Was tun bei Vorerkrankungen?

Kleinere Vorerkrankungen sind in der Regel kein Problem. Es kann jedoch passieren, dass das Versicherungsunternehmen einen Kunden ablehnt, der beispielsweise schon eine Bandscheibenerkrankung hatte.

Ist bereits eine Schwerbehinderung oder eine Pflegebedürftigkeit vorhanden, kann eine Unfallversicherung nicht mehr abgeschlossen werden.

Ein Hinweis auf die Seriosität eines Versicherungsunternehmens lässt sich auch daran erkennen, wie deutlich darauf hingewiesen wird, was bei falschen Auskünften über den eigenen Gesundheitszustand passiert.

Achten Sie auf korrekte Angaben!
Vor dem Abschluss einer Unfallversicherung fragt das Versicherungsunternehmen nach Ihrem Gesundheitszustand. Diese Fragen müssen in jedem Fall wahrheitsgemäß beantworten. Tun Sie dies nicht, kann die Versicherung den Vertrag rückgängig machen oder – noch schlimmer – im Schadensfall nicht zahlen. Im Falle einer Invalidität gibt es kein Geld und die eingezahlten Beiträge erhalten Sie nicht wieder.

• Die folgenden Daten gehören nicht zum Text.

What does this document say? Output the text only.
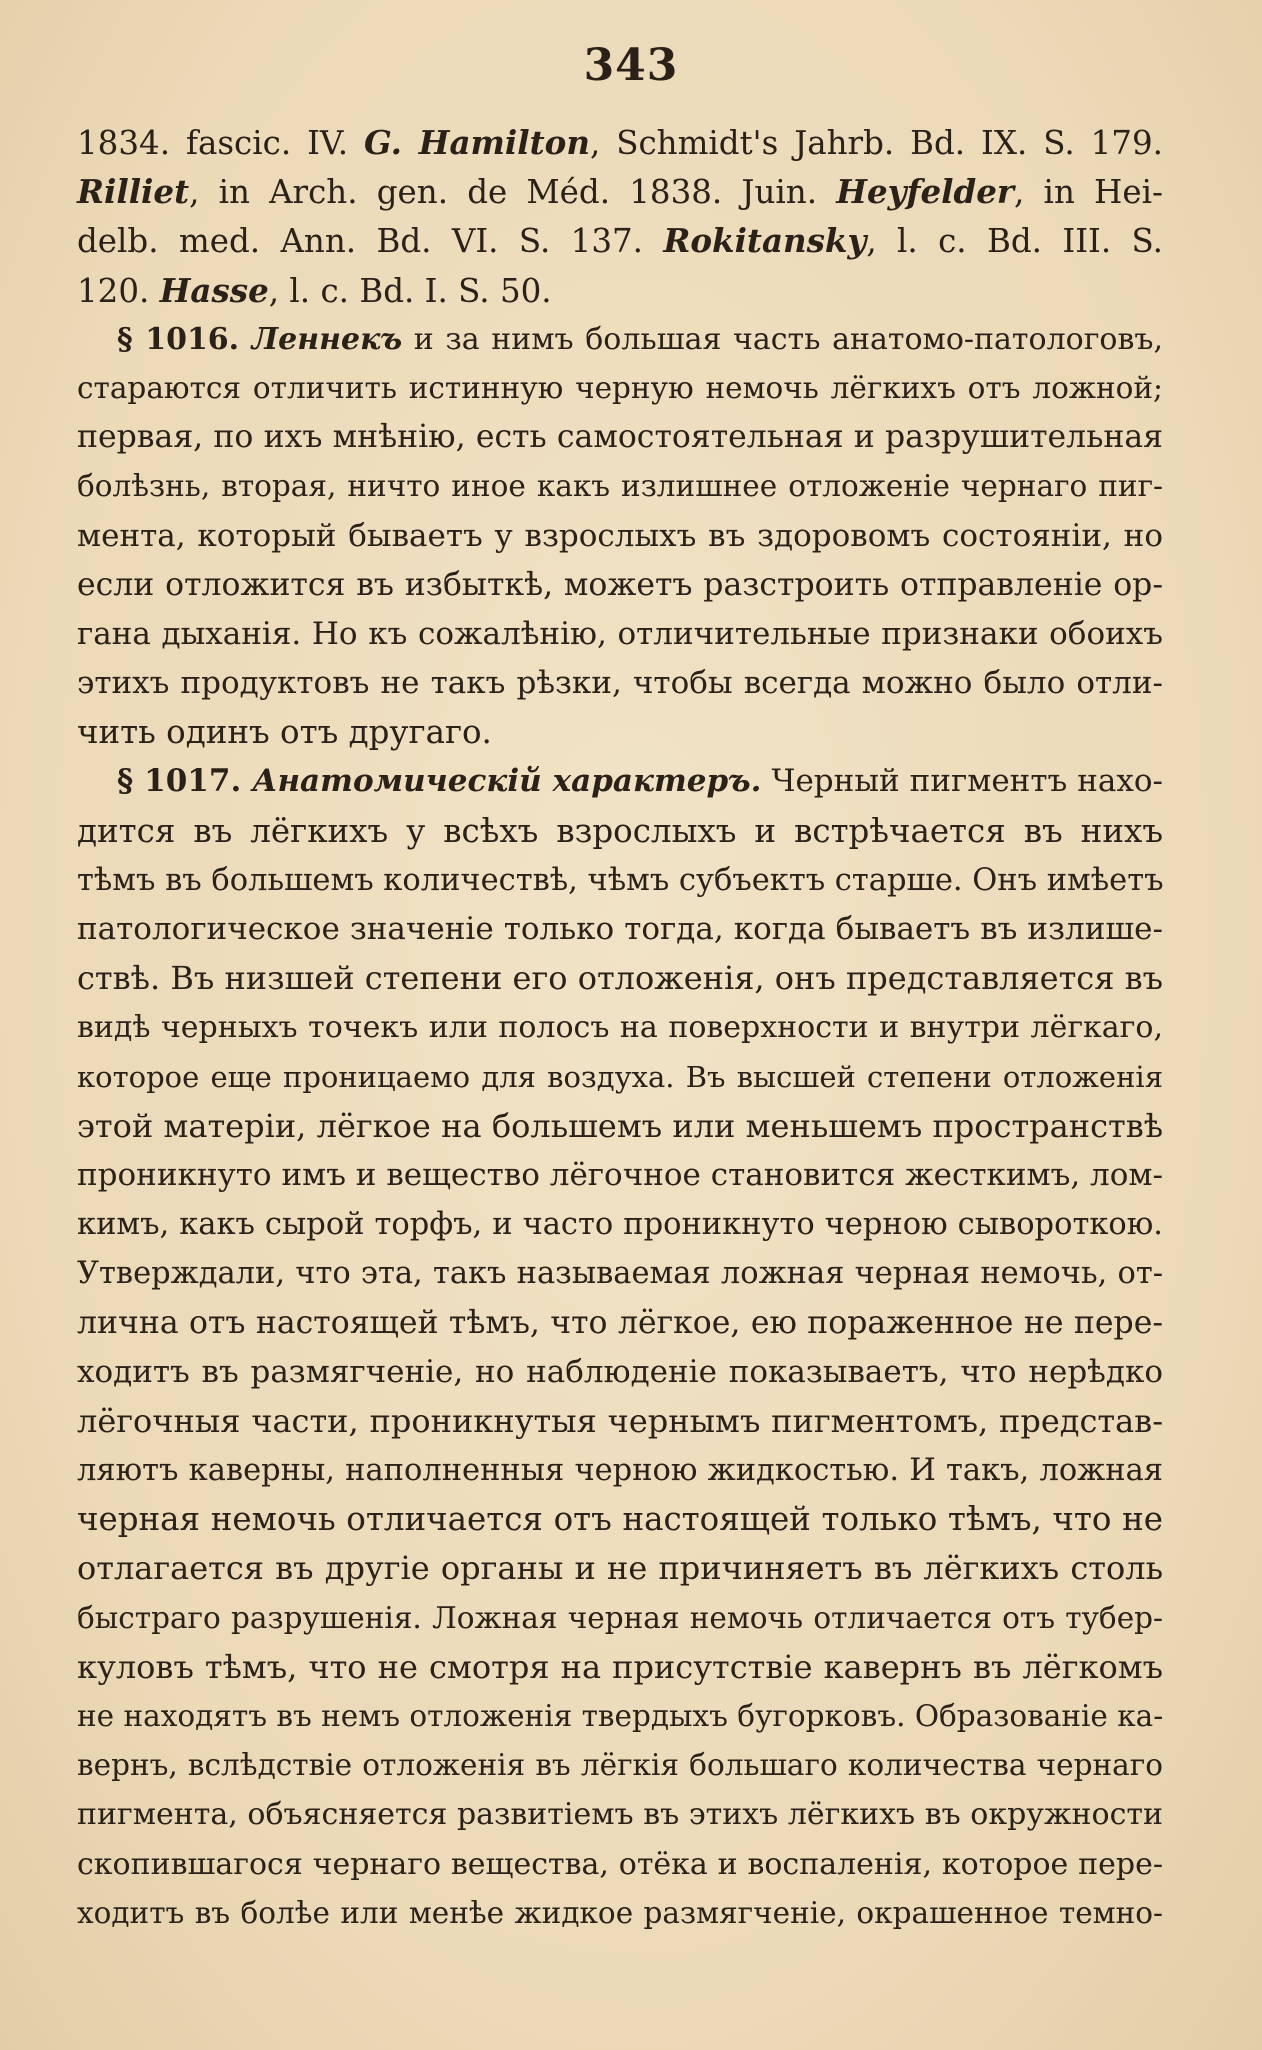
343
1834. fascic. IV. G. Hamilton, Schmidt's Jahrb. Bd. IX. S. 179.
Rilliet, in Arch. gen. de Méd. 1838. Juin. Heyfelder, in Hei-
delb. med. Ann. Bd. VI. S. 137. Rokitansky, l. c. Bd. III. S.
120. Hasse, l. c. Bd. I. S. 50.
§ 1016. Леннекъ и за нимъ большая часть анатомо-патологовъ,
стараются отличить истинную черную немочь лёгкихъ отъ ложной;
первая, по ихъ мнѣнію, есть самостоятельная и разрушительная
болѣзнь, вторая, ничто иное какъ излишнее отложеніе чернаго пиг-
мента, который бываетъ у взрослыхъ въ здоровомъ состояніи, но
если отложится въ избыткѣ, можетъ разстроить отправленіе ор-
гана дыханія. Но къ сожалѣнію, отличительные признаки обоихъ
этихъ продуктовъ не такъ рѣзки, чтобы всегда можно было отли-
чить одинъ отъ другаго.
§ 1017. Анатомическій характеръ. Черный пигментъ нахо-
дится въ лёгкихъ у всѣхъ взрослыхъ и встрѣчается въ нихъ
тѣмъ въ большемъ количествѣ, чѣмъ субъектъ старше. Онъ имѣетъ
патологическое значеніе только тогда, когда бываетъ въ излише-
ствѣ. Въ низшей степени его отложенія, онъ представляется въ
видѣ черныхъ точекъ или полосъ на поверхности и внутри лёгкаго,
которое еще проницаемо для воздуха. Въ высшей степени отложенія
этой матеріи, лёгкое на большемъ или меньшемъ пространствѣ
проникнуто имъ и вещество лёгочное становится жесткимъ, лом-
кимъ, какъ сырой торфъ, и часто проникнуто черною сывороткою.
Утверждали, что эта, такъ называемая ложная черная немочь, от-
лична отъ настоящей тѣмъ, что лёгкое, ею пораженное не пере-
ходитъ въ размягченіе, но наблюденіе показываетъ, что нерѣдко
лёгочныя части, проникнутыя чернымъ пигментомъ, представ-
ляютъ каверны, наполненныя черною жидкостью. И такъ, ложная
черная немочь отличается отъ настоящей только тѣмъ, что не
отлагается въ другіе органы и не причиняетъ въ лёгкихъ столь
быстраго разрушенія. Ложная черная немочь отличается отъ тубер-
куловъ тѣмъ, что не смотря на присутствіе кавернъ въ лёгкомъ
не находятъ въ немъ отложенія твердыхъ бугорковъ. Образованіе ка-
вернъ, вслѣдствіе отложенія въ лёгкія большаго количества чернаго
пигмента, объясняется развитіемъ въ этихъ лёгкихъ въ окружности
скопившагося чернаго вещества, отёка и воспаленія, которое пере-
ходитъ въ болѣе или менѣе жидкое размягченіе, окрашенное темно-
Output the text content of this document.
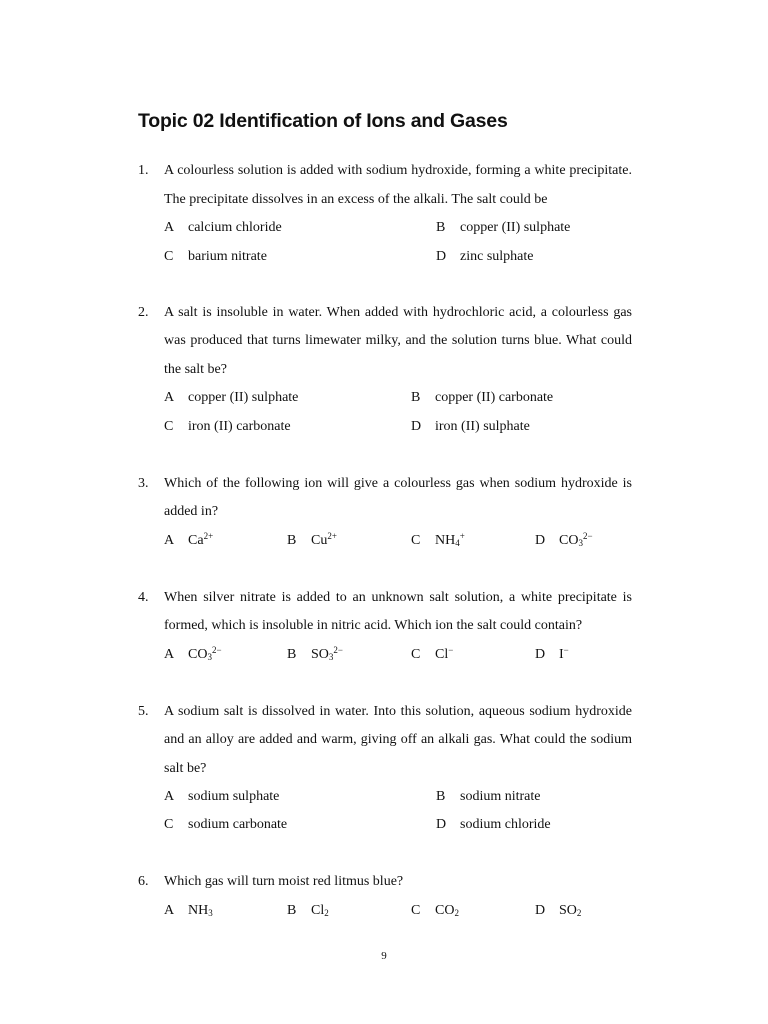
Topic 02 Identification of Ions and Gases
1. A colourless solution is added with sodium hydroxide, forming a white precipitate.
The precipitate dissolves in an excess of the alkali. The salt could be
A calcium chloride	B copper (II) sulphate
C barium nitrate	D zinc sulphate
2. A salt is insoluble in water. When added with hydrochloric acid, a colourless gas
was produced that turns limewater milky, and the solution turns blue. What could
the salt be?
A copper (II) sulphate	B copper (II) carbonate
C iron (II) carbonate	D iron (II) sulphate
3. Which of the following ion will give a colourless gas when sodium hydroxide is
added in?
A $Ca^{2+}$	B $Cu^{2+}$	C $NH_4^+$	D $CO_3^{2-}$
4. When silver nitrate is added to an unknown salt solution, a white precipitate is
formed, which is insoluble in nitric acid. Which ion the salt could contain?
A $CO_3^{2-}$	B $SO_3^{2-}$	C Cl−	D I−
5. A sodium salt is dissolved in water. Into this solution, aqueous sodium hydroxide
and an alloy are added and warm, giving off an alkali gas. What could the sodium
salt be?
A sodium sulphate	B sodium nitrate
C sodium carbonate	D sodium chloride
6. Which gas will turn moist red litmus blue?
A $NH_3$	B $Cl_2$	C $CO_2$	D $SO_2$
9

Bei älteren Verträgen genau hinschauen

Gerade die Höhe der Deckungssumme und insbesondere die Progression der Leistungen sind wichtige Punkte, die in älteren Verträgen oft zu Ihrem Nachteil festgelegt sind. Hier lohnt sich ein Blick in die eigenen Verträge. Eine Anpassung oder ein Wechsel kann bares Geld sparen oder im Notfall für einen deutlich umfangreicheren Schutz sorgen.

Kündigung einer bestehenden Unfallversicherung

Unfallversicherungen werden häufig für die Dauer von einem Jahr abgeschlossen. Die Verträge verlängern sich automatisch, wenn nicht innerhalb von einer Frist (häufig: drei Monate vor Vertragsende) gekündigt worden ist.

Manche Versicherungsunternehmen bieten auch mehrjährige Verträge an, die erst nach Ablauf der Vertragslaufzeit gekündigt werden können.

Versicherungsnehmer können den Vertrag kündigen, wenn es eine Beitragserhöhung gegeben hat. Nach einem Schadensfall kann das Vertragsverhältnis ebenfalls aufgelöst werden.

Dieser Artikel wurde zuletzt am 08.04.2019 aktualisiert.